Rights group reports alarming rise in abductions, torture in Ukraine

A human rights investigation team sent into eastern Ukraine by Amnesty International found "graphic and compelling evidence of savage beatings and other torture," primarily at the hands of pro-Russia separatists, the London-based rights organization reported Friday.

In the report documenting the brutal experiences of a handful of victims since the unrest began last winter, Amnesty called on both sides in the conflict to "stop this abhorrent ongoing practice" designed to induce fear among the civilian population.


"The bulk of the abductions are being perpetrated by armed separatists, with the victims often subjected to stomach-turning beatings and torture," Denis Krivosheev, the group's deputy director for Europe and Central Asia, said of the finding of the 20-page report published on its website.

"There is also evidence of a smaller number of abuses by pro-Kiev forces," he said, referring to forces linked to the central government in Kiev, the capital.

Ukraine's Interior Ministry has reported nearly 500 cases of abduction since April, and the United Nations special human rights monitoring mission in the country has recorded 222 cases in the last three months, Krivosheev said.

A statement issued by Amnesty accused the militants of targeting journalists, political activists and international observers to create an information vacuum in the conflict area.

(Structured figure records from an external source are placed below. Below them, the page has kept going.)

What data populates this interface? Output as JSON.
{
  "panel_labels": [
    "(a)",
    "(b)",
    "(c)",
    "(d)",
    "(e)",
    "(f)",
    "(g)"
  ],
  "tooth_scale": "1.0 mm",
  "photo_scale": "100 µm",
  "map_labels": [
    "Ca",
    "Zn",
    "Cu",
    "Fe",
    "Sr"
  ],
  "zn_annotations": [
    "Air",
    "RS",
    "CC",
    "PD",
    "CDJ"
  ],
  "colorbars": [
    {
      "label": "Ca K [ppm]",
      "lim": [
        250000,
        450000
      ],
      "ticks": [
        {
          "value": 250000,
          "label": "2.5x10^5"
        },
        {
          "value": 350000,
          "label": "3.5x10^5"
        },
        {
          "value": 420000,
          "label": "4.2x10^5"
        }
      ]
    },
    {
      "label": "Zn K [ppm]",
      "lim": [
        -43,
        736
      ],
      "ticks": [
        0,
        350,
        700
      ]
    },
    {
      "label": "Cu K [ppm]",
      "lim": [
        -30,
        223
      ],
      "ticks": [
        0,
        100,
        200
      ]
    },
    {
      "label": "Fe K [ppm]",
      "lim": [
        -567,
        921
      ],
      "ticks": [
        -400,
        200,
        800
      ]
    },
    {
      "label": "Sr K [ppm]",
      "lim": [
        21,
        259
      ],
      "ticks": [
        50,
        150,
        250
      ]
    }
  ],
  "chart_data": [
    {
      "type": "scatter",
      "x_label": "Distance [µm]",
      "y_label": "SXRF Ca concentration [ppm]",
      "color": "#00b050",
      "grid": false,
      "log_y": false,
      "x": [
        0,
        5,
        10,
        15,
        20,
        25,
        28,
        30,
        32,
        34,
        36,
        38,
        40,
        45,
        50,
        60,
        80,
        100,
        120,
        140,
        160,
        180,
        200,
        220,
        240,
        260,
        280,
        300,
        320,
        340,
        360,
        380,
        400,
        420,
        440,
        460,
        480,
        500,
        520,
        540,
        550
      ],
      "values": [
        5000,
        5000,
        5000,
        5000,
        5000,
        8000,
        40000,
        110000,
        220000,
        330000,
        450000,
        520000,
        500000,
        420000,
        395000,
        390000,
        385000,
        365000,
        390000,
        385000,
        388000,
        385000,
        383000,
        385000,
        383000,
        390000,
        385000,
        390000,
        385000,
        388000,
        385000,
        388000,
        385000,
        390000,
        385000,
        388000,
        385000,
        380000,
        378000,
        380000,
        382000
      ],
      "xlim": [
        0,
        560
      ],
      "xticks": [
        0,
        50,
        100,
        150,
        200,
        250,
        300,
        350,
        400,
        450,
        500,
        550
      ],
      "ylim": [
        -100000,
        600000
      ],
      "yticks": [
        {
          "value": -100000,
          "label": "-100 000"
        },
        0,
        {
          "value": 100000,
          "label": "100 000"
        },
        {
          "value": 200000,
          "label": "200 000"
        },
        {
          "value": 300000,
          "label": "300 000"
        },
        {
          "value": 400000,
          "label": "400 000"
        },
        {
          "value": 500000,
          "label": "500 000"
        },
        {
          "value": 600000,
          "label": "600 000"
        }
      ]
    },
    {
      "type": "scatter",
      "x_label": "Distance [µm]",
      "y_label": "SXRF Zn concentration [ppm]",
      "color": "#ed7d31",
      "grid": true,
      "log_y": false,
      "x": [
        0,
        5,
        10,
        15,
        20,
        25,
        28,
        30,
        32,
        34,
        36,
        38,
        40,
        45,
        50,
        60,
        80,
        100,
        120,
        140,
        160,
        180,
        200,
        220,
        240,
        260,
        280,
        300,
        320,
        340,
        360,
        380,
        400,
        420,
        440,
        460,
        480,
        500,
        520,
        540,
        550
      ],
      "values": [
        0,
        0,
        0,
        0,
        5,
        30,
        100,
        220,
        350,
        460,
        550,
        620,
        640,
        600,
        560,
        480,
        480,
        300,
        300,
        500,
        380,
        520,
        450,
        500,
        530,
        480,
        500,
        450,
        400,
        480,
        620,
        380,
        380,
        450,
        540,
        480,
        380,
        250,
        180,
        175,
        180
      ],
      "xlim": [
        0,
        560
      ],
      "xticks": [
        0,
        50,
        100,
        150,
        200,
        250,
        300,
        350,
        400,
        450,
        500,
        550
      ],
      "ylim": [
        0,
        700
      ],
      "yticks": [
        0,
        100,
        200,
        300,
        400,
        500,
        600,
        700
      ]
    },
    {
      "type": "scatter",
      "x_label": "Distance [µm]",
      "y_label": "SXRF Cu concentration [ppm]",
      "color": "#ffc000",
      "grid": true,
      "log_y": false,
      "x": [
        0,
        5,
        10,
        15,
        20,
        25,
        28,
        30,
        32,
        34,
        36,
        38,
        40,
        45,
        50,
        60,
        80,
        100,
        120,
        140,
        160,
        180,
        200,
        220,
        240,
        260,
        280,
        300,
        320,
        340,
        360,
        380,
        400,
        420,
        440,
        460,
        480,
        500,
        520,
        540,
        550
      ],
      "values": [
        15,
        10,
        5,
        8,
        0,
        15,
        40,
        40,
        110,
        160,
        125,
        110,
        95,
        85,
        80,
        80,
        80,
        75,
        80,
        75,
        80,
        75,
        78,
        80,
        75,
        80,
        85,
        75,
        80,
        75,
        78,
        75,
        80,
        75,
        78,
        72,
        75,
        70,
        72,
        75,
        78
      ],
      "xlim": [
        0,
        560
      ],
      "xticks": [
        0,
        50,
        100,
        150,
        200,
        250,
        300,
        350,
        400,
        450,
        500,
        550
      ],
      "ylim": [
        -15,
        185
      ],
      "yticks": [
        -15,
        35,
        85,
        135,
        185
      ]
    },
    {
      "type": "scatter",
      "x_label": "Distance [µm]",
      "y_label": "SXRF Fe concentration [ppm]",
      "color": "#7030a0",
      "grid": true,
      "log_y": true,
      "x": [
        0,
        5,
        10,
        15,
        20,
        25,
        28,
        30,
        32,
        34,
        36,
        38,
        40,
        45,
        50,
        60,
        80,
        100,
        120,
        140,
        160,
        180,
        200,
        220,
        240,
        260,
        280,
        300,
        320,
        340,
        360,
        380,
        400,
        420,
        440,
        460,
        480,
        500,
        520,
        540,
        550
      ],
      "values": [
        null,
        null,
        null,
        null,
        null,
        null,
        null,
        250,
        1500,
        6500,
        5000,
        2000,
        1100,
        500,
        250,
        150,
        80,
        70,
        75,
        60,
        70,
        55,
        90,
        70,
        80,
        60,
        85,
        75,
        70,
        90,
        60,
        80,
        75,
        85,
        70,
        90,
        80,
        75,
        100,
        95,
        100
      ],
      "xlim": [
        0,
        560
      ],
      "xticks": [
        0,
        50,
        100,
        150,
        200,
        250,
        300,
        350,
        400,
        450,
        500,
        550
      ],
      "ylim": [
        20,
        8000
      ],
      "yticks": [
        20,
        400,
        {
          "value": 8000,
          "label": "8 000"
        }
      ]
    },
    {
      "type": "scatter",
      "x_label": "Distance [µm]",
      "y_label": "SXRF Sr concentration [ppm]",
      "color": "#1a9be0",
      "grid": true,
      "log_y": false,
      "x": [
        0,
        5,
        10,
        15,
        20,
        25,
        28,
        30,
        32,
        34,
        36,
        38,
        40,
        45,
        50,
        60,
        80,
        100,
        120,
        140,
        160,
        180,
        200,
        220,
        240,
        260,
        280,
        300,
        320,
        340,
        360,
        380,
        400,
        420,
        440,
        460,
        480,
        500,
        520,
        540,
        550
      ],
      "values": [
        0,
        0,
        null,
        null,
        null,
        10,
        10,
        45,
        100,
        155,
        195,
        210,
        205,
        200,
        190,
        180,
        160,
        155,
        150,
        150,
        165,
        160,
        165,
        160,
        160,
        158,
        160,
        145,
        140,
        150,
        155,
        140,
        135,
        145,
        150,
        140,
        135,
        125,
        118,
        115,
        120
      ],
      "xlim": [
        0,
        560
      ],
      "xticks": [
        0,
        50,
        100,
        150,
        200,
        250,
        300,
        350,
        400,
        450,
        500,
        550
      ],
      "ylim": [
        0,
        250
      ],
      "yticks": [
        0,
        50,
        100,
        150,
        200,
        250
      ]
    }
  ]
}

The report cited the case of a young activist named Hanna who was abducted by separatist gunmen on May 27 and tortured with a knife during the six days she was held captive in a basement in Donetsk.

An interrogator who became angry when the woman warded off blows from his fists then used a knife to slice into her neck, arms, knee and hand, the Amnesty report said, citing its investigation team's documentation of the scars from her mistreatment. At one point the militant interrogator forced her to write "I love Donbass" on the wall with her own blood, Amnesty said.

Donbass is the name of the heavily industrialized region in eastern Ukraine between the Don and the Dnieper rivers where pro-Russia gunmen have been battling to gain control of local government offices and police stations and armories in hopes that the territory would be annexed to Russia.

Although Russian President Vladimir Putin swiftly seized and annexed Ukraine's Crimea region early this year on the pretext of needing to protect Russian-speakers on the militarily strategic peninsula, he has ignored appeals from the separatists in eastern Ukraine to overtly take over the Donetsk and Luhansk regions, where they control about half the territory.

"All those engaged in this armed conflict must immediately and unconditionally release any captives who are still being held unlawfully and ensure that until their release they are protected from torture and other ill treatment," Amnesty said.

The group called on the government of Ukrainian President Petro Poroshenko to "create a single and regularly updated register of incidents of reported abductions, and thoroughly and impartially investigate every allegation of abusive use of force, ill treatment and torture" as the government regains control of the embattled areas along the Russian border, Amnesty said.